Why should kids care about global warming? How will global warming affect us? How does what we do affect global warming? And how do we fix it?
Over the past 200 years, the earth has been getting warmer because of pollution. Greenhouse gases have caused the temperature near the surface of the earth to increase.
“As the earth warms, more of the ocean’s water goes into the atmosphere and disrupts the normal weather patterns,” says Tracy Zhu, a former environmental fellow at the San Francisco Foundation and an analyst at the Public Utilities Commission. “Places that normally experience rain storms would get more severe storms, or perhaps get no storms at all. Places that are normally dry may get even drier…The balance of the earth is thrown off with climate change.”
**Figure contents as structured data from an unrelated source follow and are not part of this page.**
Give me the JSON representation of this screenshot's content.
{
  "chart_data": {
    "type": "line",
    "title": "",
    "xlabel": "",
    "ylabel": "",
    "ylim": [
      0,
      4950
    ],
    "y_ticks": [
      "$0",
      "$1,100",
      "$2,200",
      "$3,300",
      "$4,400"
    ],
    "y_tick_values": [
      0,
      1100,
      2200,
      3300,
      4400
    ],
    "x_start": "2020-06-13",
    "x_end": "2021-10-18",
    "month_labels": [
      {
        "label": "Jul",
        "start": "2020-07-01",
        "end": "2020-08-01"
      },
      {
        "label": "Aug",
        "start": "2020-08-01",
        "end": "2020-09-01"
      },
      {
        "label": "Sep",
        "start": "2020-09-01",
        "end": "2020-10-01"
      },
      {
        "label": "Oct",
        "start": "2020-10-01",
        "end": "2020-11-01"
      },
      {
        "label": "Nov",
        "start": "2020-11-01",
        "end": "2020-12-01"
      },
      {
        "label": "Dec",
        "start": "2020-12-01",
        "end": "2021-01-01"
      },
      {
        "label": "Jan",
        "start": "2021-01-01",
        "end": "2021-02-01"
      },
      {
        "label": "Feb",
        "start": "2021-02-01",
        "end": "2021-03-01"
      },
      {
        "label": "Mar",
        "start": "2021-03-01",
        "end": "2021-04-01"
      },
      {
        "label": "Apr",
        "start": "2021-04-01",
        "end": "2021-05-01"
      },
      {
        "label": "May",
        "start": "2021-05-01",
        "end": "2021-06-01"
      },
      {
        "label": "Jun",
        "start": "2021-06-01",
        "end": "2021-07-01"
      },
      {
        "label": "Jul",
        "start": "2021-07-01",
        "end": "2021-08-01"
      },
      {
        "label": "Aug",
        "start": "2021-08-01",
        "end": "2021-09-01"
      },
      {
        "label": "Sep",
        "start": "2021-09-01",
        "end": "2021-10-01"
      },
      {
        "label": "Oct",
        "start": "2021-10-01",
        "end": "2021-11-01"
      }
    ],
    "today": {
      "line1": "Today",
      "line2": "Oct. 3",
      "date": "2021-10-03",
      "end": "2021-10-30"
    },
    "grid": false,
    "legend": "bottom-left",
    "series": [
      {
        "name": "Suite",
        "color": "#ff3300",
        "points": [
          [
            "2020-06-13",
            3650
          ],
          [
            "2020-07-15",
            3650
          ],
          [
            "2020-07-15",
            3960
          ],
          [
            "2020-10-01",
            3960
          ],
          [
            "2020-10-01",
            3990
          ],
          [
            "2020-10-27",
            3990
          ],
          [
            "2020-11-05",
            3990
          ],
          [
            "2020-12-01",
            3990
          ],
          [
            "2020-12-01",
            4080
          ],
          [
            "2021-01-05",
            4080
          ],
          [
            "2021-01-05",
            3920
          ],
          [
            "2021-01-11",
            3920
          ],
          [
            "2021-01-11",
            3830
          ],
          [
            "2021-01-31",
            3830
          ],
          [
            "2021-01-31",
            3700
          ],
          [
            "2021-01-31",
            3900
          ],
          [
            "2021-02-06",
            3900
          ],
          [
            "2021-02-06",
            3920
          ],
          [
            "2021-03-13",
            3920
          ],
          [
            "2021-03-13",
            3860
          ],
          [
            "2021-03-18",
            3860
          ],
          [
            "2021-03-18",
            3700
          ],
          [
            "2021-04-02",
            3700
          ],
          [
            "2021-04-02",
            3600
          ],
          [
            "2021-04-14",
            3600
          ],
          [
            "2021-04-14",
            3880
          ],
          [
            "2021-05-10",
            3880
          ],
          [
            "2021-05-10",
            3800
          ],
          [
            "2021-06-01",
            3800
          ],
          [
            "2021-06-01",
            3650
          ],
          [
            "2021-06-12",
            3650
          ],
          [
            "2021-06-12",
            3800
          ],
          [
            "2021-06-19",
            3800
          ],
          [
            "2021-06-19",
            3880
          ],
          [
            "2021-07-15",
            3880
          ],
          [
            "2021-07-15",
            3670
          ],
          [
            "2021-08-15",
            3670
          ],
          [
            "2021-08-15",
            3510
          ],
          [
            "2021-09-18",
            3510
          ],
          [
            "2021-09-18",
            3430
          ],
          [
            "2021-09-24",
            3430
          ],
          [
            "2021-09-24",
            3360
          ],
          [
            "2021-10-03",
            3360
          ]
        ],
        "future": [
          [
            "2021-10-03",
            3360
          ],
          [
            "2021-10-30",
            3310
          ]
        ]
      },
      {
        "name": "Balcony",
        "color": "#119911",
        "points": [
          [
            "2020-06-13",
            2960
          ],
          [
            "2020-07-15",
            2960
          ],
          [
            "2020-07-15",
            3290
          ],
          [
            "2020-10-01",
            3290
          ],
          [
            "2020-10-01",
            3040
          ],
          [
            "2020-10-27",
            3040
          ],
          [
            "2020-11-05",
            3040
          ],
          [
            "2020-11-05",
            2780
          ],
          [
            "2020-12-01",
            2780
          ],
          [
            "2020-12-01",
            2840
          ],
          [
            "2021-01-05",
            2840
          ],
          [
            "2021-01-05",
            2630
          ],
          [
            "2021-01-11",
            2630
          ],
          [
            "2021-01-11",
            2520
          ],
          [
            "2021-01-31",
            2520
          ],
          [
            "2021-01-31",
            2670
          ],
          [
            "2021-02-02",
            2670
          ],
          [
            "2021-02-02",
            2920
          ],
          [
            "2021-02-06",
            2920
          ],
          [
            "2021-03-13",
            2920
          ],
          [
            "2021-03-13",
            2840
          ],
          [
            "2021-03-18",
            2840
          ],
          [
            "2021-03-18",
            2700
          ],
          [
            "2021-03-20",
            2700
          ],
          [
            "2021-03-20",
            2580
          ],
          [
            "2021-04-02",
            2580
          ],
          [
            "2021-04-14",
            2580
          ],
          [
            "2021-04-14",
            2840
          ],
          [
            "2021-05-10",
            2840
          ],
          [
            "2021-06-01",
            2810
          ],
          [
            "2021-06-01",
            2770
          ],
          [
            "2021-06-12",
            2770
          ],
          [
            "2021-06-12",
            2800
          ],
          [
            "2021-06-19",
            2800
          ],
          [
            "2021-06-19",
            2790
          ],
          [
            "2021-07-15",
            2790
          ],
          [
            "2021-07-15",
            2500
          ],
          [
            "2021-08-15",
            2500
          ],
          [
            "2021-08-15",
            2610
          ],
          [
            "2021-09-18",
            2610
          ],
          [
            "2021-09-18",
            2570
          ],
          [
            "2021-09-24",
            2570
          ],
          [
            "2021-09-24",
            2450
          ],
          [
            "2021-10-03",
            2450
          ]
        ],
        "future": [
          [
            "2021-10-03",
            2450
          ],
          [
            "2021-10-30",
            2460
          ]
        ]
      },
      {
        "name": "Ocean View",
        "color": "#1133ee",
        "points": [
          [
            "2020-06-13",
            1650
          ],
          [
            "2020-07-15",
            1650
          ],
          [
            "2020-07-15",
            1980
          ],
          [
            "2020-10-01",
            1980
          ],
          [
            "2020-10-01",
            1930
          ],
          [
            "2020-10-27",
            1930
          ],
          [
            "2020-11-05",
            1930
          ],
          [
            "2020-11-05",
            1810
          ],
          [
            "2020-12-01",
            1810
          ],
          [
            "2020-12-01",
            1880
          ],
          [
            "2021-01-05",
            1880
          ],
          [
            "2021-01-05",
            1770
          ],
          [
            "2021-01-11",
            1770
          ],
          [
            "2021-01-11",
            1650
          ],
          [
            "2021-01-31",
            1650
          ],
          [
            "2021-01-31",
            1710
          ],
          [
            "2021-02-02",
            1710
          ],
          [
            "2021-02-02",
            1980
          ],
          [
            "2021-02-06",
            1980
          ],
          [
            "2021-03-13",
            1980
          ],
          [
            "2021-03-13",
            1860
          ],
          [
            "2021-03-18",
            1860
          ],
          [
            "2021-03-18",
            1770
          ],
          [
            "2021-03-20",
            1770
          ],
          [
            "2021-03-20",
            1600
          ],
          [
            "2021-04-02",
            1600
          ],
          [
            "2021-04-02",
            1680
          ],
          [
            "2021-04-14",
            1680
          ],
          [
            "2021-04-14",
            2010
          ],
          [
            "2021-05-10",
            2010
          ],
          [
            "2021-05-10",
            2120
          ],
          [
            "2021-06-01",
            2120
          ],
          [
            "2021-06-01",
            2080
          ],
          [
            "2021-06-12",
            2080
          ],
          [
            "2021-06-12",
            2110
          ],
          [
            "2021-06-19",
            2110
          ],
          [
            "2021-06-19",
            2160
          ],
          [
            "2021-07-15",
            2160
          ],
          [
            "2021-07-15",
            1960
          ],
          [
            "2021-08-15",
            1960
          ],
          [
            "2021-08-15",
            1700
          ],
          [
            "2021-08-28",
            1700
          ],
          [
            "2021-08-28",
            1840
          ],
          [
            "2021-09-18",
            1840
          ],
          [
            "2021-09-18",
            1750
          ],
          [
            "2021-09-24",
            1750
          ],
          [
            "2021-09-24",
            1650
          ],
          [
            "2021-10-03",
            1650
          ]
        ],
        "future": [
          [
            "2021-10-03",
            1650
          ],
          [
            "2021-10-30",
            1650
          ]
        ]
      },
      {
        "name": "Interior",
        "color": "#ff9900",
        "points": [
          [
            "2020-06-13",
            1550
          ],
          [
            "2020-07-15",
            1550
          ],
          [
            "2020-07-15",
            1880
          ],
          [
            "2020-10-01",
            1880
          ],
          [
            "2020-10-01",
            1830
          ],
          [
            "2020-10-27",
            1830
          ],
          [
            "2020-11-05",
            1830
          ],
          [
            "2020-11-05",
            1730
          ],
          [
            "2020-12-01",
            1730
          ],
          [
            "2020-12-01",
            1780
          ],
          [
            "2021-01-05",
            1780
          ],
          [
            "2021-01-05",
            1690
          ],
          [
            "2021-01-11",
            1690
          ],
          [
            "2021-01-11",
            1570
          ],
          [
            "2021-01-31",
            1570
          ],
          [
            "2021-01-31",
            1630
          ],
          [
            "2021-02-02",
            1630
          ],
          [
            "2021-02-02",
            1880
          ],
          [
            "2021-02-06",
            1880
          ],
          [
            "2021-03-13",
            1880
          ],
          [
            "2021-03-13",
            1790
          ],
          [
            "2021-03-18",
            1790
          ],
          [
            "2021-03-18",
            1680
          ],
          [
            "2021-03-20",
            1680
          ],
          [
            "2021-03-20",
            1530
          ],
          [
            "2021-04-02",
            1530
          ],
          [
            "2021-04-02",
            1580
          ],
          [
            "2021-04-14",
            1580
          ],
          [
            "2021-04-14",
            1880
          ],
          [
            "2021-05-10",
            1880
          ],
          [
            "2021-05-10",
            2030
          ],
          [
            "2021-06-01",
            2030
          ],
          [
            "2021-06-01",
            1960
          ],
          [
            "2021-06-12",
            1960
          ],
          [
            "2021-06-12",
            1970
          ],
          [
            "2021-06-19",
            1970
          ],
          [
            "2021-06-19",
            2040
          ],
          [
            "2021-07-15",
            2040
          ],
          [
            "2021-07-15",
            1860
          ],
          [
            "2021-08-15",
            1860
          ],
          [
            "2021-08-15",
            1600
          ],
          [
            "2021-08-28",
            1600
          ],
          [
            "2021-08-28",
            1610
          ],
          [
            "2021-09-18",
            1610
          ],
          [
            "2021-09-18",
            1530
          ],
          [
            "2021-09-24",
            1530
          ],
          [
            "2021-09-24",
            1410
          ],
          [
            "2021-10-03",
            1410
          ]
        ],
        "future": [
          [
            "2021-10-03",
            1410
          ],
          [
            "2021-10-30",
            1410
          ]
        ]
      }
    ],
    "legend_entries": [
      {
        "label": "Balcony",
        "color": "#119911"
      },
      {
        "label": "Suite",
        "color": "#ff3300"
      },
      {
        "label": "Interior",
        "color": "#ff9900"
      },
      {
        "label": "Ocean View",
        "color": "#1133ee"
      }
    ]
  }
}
Global warming is bad for the earth. When the earth gets warmer, it starts making severe weather on land and the sea. As global warming gets worse, the polar ice caps melt more and more with each passing day. The melting of the polar ice caps affects life in the poles, which could eventually mean no more penguins, polar bears, and walruses. This month, scientists discovered that a crack in the Antarctic ice shelf grew by seventeen miles in two months. Antarctica holds nearly ninety percent of the word’s ice mass.
But how does it affect people? According to the National Oceanic and Aeronautic Association, about ninety-seven percent of the earth’s water is salt water. The other three percent is stored in lakes and rivers underground—and in our glaciers, which are disappearing. We can try removing the salt from the ocean water, but according to the Texas Water Development Board, desalination costs “approximately 658 million dollars to build a seawater desalination plant.” It’s not worth it!
How do humans contribute to global warming? All the gases and fumes from processing plants and vehicles get stuck in the atmosphere. The sunrays go through the earth’s atmosphere but not out, and that heats up the earth. Cows also make the earth heat up. In fact, according to the United Nations, raising cattle puts more greenhouse gases into the atmosphere than cars—almost eighteen percent of global releases.
So how do we fix it? According to Zhu, the damage done so far is irreversible. But we can make changes for the future. “Changes we make now, such as burning fewer fossil fuels, will have impacts thirty to forty years from now,” Zhu says. To do your part, the Environmental Protection Agency suggests you can use your water more efficiently, conserve power, be green in your yards, and reduce, reuse, and recycle.